Despite these caveats, occasionally large spikes will be seem in one platform and not the other (even with paid data), or the spikes will reach significantly difference prices. Where these spikes create the daily high or low, this can cause significantly different pivots levels. The more traded the stock is, the less the difference tends to be. Highly traded stocks are usually within a few cents (but even they occasionally have large differences in spikes). There is nothing that can be done about this.
The 6th Camarilla level does not have a standard definition and may not match the level shown on other platforms. It does match the definition used by DAS Trader Pro.
Replay mode for stocks does not work correctly. This is due to some important Pine Script variables provided by the TradingView platform and used by the script not being assigned correct values in replay mode. Futures do not use these variables, so they should work in replay mode.

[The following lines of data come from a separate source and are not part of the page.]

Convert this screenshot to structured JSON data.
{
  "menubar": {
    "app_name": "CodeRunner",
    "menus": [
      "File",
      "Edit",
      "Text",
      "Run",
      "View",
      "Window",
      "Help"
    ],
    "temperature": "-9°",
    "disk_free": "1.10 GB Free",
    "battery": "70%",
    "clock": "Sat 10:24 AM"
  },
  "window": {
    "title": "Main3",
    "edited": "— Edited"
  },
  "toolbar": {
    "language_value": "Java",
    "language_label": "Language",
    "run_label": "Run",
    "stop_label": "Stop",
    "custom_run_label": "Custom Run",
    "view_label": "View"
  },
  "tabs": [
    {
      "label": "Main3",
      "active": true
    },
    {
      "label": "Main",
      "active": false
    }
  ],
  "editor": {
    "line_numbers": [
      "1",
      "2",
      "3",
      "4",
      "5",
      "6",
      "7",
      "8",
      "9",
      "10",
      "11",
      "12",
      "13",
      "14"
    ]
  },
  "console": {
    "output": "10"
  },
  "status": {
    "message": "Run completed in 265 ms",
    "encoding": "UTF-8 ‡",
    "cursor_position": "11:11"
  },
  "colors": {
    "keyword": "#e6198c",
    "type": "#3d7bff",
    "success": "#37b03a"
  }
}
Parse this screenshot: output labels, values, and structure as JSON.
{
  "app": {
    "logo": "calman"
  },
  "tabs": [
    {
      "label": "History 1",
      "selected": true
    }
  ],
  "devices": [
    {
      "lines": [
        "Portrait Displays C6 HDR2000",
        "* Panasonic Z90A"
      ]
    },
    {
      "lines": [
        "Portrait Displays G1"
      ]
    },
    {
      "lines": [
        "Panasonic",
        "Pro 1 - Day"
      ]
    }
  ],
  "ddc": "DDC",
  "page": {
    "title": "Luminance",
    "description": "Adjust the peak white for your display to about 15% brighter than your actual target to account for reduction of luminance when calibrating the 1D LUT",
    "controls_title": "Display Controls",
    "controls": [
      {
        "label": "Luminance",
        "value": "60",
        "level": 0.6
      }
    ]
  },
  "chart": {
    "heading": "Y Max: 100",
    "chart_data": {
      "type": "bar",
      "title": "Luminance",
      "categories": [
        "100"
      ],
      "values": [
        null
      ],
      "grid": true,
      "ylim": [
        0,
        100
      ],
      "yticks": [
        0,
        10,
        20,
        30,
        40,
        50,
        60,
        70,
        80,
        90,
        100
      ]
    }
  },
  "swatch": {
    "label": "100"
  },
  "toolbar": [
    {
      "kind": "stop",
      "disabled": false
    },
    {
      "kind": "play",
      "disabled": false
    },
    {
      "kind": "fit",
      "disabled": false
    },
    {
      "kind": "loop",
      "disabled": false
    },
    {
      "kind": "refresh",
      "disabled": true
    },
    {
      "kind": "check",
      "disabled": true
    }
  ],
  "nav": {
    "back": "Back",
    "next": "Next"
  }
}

The indicator is an intraday indicator (despite also being able to show weekly and monthly pivots on an intraday chart). It deactivates on a daily timeframe and higher. Sub-minute timeframes are also not supported.
The indicator was developed and tested for US/European stocks, US futures and EURUSD forex and BTCUSD. It should work as intended for stocks and futures in different countries, and for all forex and crypto, but this is tested as much as the security it was developed for.
█ DISCLAIMER
This indicator is provided for information only and should not be used in isolation without a good understand of the system and without considering other factors. You should not take trades using real money based solely on what this indicator says. Any trades you take are entirely at your own risk.